The confusion begins with Section 3 of the ESA, which defines “take” to mean “to harass, harm, pursue, shoot, wound, kill, trap, capture, or collect or to attempt to engage in any such conduct.” Then Section 9 of the act makes it “unlawful for any person subject to the jurisdiction of the United States to . . . take any (endangered) species within the United States or the territorial sea.”
The key words associated with defining a take — words that can lead to fines of up to $50,000 and one year imprisonment– include knowledge, intent, causation and omissions.

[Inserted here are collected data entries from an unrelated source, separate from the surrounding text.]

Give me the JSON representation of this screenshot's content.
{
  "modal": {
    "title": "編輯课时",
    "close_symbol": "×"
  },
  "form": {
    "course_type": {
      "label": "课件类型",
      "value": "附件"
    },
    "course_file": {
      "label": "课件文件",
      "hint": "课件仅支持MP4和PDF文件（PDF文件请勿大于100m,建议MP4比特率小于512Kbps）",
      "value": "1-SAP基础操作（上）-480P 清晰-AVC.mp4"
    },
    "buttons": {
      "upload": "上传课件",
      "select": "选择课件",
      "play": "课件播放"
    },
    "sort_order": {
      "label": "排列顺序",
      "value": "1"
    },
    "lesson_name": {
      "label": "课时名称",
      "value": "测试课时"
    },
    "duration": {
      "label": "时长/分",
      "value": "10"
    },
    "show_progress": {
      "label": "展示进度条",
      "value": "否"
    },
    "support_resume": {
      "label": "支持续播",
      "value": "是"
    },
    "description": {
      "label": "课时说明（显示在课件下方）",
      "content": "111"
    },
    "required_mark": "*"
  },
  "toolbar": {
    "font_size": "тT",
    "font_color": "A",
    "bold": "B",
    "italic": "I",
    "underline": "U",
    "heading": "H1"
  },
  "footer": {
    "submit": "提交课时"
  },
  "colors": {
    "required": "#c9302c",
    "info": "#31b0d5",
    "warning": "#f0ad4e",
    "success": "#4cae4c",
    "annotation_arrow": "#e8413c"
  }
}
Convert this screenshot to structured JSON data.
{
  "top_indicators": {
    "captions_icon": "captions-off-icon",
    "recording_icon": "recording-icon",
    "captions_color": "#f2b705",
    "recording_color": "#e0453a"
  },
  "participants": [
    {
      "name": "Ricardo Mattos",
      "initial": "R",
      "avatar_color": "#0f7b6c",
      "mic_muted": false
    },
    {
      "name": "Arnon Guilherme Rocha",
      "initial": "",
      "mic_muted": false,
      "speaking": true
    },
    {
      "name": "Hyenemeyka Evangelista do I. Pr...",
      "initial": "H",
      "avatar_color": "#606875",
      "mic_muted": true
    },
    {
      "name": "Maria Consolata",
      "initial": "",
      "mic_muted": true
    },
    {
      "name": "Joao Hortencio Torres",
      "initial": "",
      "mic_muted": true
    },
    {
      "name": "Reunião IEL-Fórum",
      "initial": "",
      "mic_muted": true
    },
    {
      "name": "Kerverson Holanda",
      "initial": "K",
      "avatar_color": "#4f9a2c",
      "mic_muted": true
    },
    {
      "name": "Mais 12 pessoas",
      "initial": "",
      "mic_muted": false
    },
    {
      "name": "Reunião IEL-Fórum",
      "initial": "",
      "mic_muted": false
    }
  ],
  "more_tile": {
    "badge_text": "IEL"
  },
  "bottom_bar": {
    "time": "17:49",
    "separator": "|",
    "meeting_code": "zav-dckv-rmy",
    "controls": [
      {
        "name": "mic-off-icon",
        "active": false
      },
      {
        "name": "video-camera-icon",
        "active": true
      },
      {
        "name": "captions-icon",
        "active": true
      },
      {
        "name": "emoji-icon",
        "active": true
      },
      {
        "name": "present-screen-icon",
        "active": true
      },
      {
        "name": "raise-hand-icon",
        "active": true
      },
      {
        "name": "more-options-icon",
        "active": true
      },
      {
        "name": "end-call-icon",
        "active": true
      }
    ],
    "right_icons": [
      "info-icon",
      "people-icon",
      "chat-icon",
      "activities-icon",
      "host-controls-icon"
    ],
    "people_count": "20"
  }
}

The nation’s courts have helped to further confuse the issues with their interpretations of these words, notes Nagle, an associate professor at the Seton Hall University Law School.
Among the more notable absurdities stemming from ESA regulations was the case of a Montana rancher who was fined $8,000 for shooting a grizzly bear in self-defense. Only recently did a federal judge overturn the fine.
Growing concerns from developers, local governments and others who could break the law have not gone unnoticed, but despite recent efforts by other federal agencies to clarify ESA, developers and environmentalists are left with incompatible sets of guidelines.
For example, the Fish and Wildlife Service (FWS) and the National Oceanic and Atmospheric Administration (NOAA) each create their own take guidelines every time the EPA issues a new list of threatened species.
Using EPA’s final listings between January 1997 and May 1998, Nagle said that according to the FWS and NOAA, the following activities could be defined as “takes”: bulldozing, livestock grazing, grass mowing, plowing, road construction, mining and brush removal. Those not considered “takes” include: mining, road construction, pesticide use and livestock grazing.
In other words, certain activities are prohibitive in some instances, but not in others.
In short, Nagle concludes, developers and environmentalists alike are in the same boat when trying to determine what constitutes an illegal “take.” A better understanding of these regulations depends on further action from the courts system and federal government, he said.